In an interview with the Jewish Telegraphic Agency, the Iraqi-born Hillel, 64, conceded he cannot provide an estimate of the value of property and capital lost by the Jews who fled the Arab countries. But according to various sources, the amount is $2-$3 billion.

Hillel said that about 40,000 Jews now live in the entire Arab world, compared to more than one million before the State of Israel was established in 1948. Describing the current situation, he noted that about 25,000 Jews live in Morocco, where they enjoy “peace and freedom”; 4,500 Jews live in Syria, where they are “oppressed and their movement is limited”; and the rest live in small Jewish communities throughout the Arab world.

Asked about the plight of Syrian Jewry, Hillel asserted that only international pressure will ease their oppression and enable them to leave Syria. He said this is the method that was used to release the Jews of Egypt after the 1967 Six-Day War.

“Syria holds the Jews as if they were hostages,” Hillel charged. “Recently we have been told that the Jews in Syria are not oppressed as before, but the reality is that their freedom of movement within the country is still limited, and most important, they are not allowed to leave the country at all.”

First elected to the Knesset in 1953, Hillel served as a minister in the Labor governments headed by Golda Meir and Yitzhak Rabin.

But Hillel occupies a special place in the history of modern Israel because of his pivotal role in the mass emigration of 125,000 Iraqi Jews to Israel from 1947-52. That story is told in Hillel’s book “Operation Babylon” (Doubleday, $19.95), the publication of which has brought Hillel here.

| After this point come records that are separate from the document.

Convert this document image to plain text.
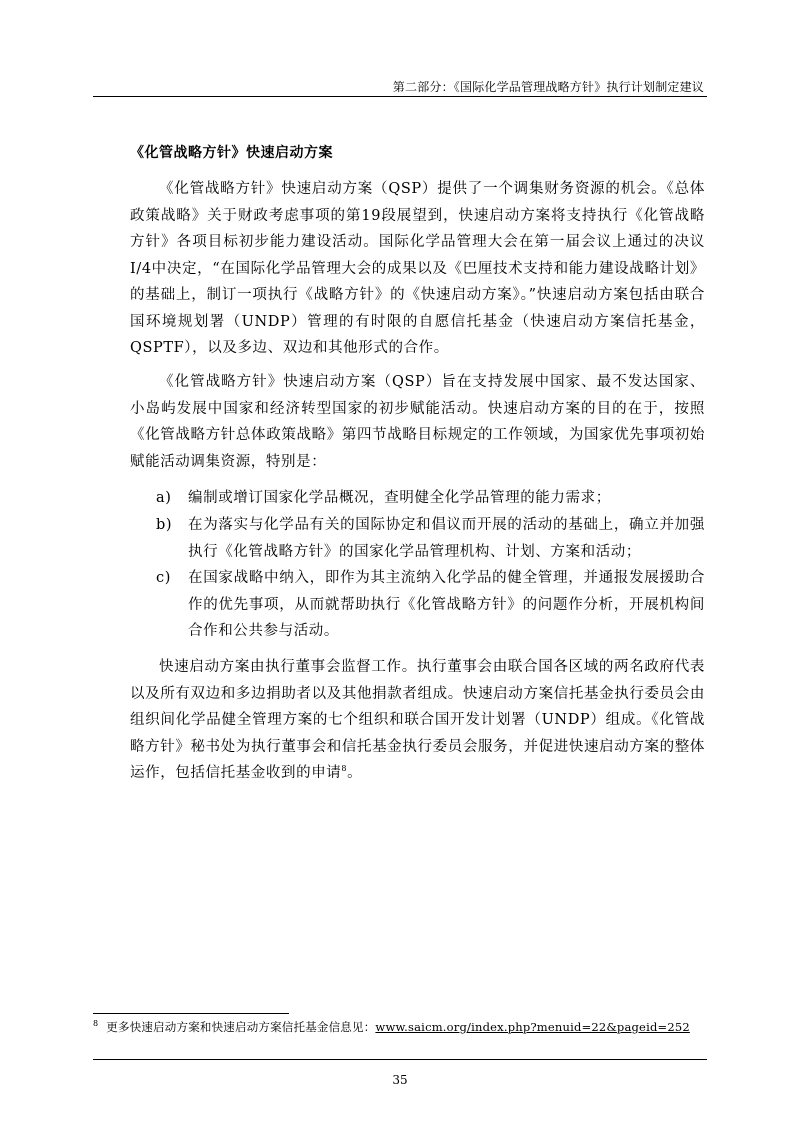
第二部分：《国际化学品管理战略方针》执行计划制定建议
《化管战略方针》快速启动方案

《化管战略方针》快速启动方案（QSP）提供了一个调集财务资源的机会。《总体政策战略》关于财政考虑事项的第19段展望到，快速启动方案将支持执行《化管战略方针》各项目标初步能力建设活动。国际化学品管理大会在第一届会议上通过的决议I/4中决定，“在国际化学品管理大会的成果以及《巴厘技术支持和能力建设战略计划》的基础上，制订一项执行《战略方针》的《快速启动方案》。”快速启动方案包括由联合国环境规划署（UNDP）管理的有时限的自愿信托基金（快速启动方案信托基金，QSPTF），以及多边、双边和其他形式的合作。

《化管战略方针》快速启动方案（QSP）旨在支持发展中国家、最不发达国家、小岛屿发展中国家和经济转型国家的初步赋能活动。快速启动方案的目的在于，按照《化管战略方针总体政策战略》第四节战略目标规定的工作领域，为国家优先事项初始赋能活动调集资源，特别是：

a) 编制或增订国家化学品概况，查明健全化学品管理的能力需求；
b) 在为落实与化学品有关的国际协定和倡议而开展的活动的基础上，确立并加强执行《化管战略方针》的国家化学品管理机构、计划、方案和活动；
c) 在国家战略中纳入，即作为其主流纳入化学品的健全管理，并通报发展援助合作的优先事项，从而就帮助执行《化管战略方针》的问题作分析，开展机构间合作和公共参与活动。

快速启动方案由执行董事会监督工作。执行董事会由联合国各区域的两名政府代表以及所有双边和多边捐助者以及其他捐款者组成。快速启动方案信托基金执行委员会由组织间化学品健全管理方案的七个组织和联合国开发计划署（UNDP）组成。《化管战略方针》秘书处为执行董事会和信托基金执行委员会服务，并促进快速启动方案的整体运作，包括信托基金收到的申请$^8$。

$^8$ 更多快速启动方案和快速启动方案信托基金信息见：www.saicm.org/index.php?menuid=22&pageid=252
35
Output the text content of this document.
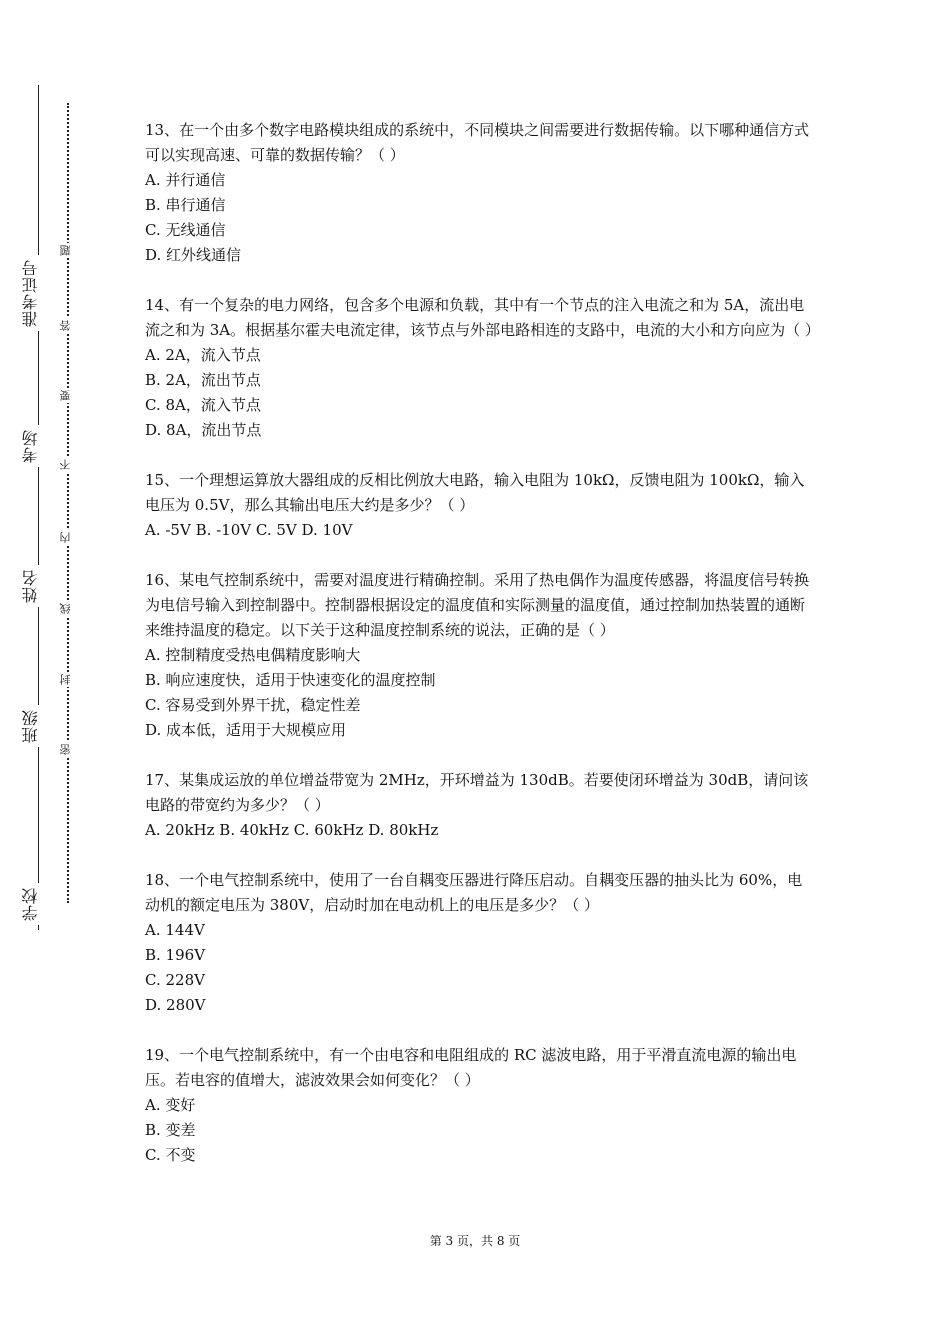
准考证号
考场
姓名
班级
学校
题
答
要
不
内
线
封
密
13、在一个由多个数字电路模块组成的系统中，不同模块之间需要进行数据传输。以下哪种通信方式可以实现高速、可靠的数据传输？（ ）
A. 并行通信
B. 串行通信
C. 无线通信
D. 红外线通信
14、有一个复杂的电力网络，包含多个电源和负载，其中有一个节点的注入电流之和为 5A，流出电流之和为 3A。根据基尔霍夫电流定律，该节点与外部电路相连的支路中，电流的大小和方向应为（ ）
A. 2A，流入节点
B. 2A，流出节点
C. 8A，流入节点
D. 8A，流出节点
15、一个理想运算放大器组成的反相比例放大电路，输入电阻为 10kΩ，反馈电阻为 100kΩ，输入电压为 0.5V，那么其输出电压大约是多少？（ ）
A. -5V B. -10V C. 5V D. 10V
16、某电气控制系统中，需要对温度进行精确控制。采用了热电偶作为温度传感器，将温度信号转换为电信号输入到控制器中。控制器根据设定的温度值和实际测量的温度值，通过控制加热装置的通断来维持温度的稳定。以下关于这种温度控制系统的说法，正确的是（ ）
A. 控制精度受热电偶精度影响大
B. 响应速度快，适用于快速变化的温度控制
C. 容易受到外界干扰，稳定性差
D. 成本低，适用于大规模应用
17、某集成运放的单位增益带宽为 2MHz，开环增益为 130dB。若要使闭环增益为 30dB，请问该电路的带宽约为多少？（ ）
A. 20kHz B. 40kHz C. 60kHz D. 80kHz
18、一个电气控制系统中，使用了一台自耦变压器进行降压启动。自耦变压器的抽头比为 60%，电动机的额定电压为 380V，启动时加在电动机上的电压是多少？（ ）
A. 144V
B. 196V
C. 228V
D. 280V
19、一个电气控制系统中，有一个由电容和电阻组成的 RC 滤波电路，用于平滑直流电源的输出电压。若电容的值增大，滤波效果会如何变化？（ ）
A. 变好
B. 变差
C. 不变
第 3 页，共 8 页
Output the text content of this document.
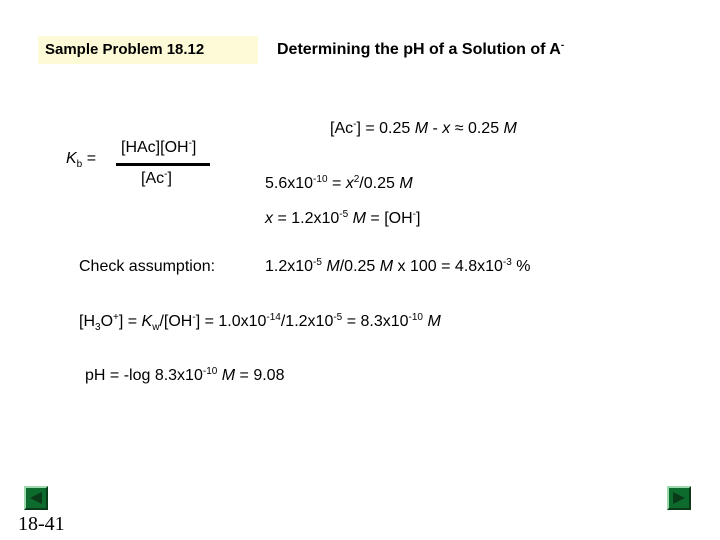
Sample Problem 18.12	Determining the pH of a Solution of A-
$K_b$ =
[HAc][OH-]
[Ac-]
[Ac-] = 0.25 M - x ≈ 0.25 M
$5.6x10^{-10} = x^2/0.25$ M
$x = 1.2x10^{-5}$ M = [OH-]
Check assumption:	$1.2x10^{-5}$ M/0.25 M x $100 = 4.8x10^{-3}$ %
$[H_3O^+] = K_w/[OH^-] = 1.0x10^{-14}/1.2x10^{-5} = 8.3x10^{-10}$ M
pH = -log $8.3x10^{-10}$ M = 9.08
18-41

According to Hillel, for all practical purposes there is no Jewish community in Iraq today. “There are about 200 individual Jews in all Iraq who chose to stay there for personal reasons, mainly intermarriage,” he said, recalling that the Jewish community there was the oldest in the world, with a tradition spanning 2,600 years.

Hillel contended that the story of the Iraqi Jews must be told, albeit 40 years later, because the contributions of Sephardic Jews to the establishment of Israel have not been acknowledged.

He also pointed out that Israel has failed to emphasize during all these years that more Jews left and were expelled from the Arab countries than the 600,000 Palestinian refugees who lost their homes and fled from Israel in 1948.

“We have to stress that what really happened in reality is an exchange of population between Jews of Arab countries and Palestinian refugees,” Hillel said.

His book was a national bestseller in Israel (“We are going into the 15th edition,” he noted) and won the country’s most prestigious literary awards.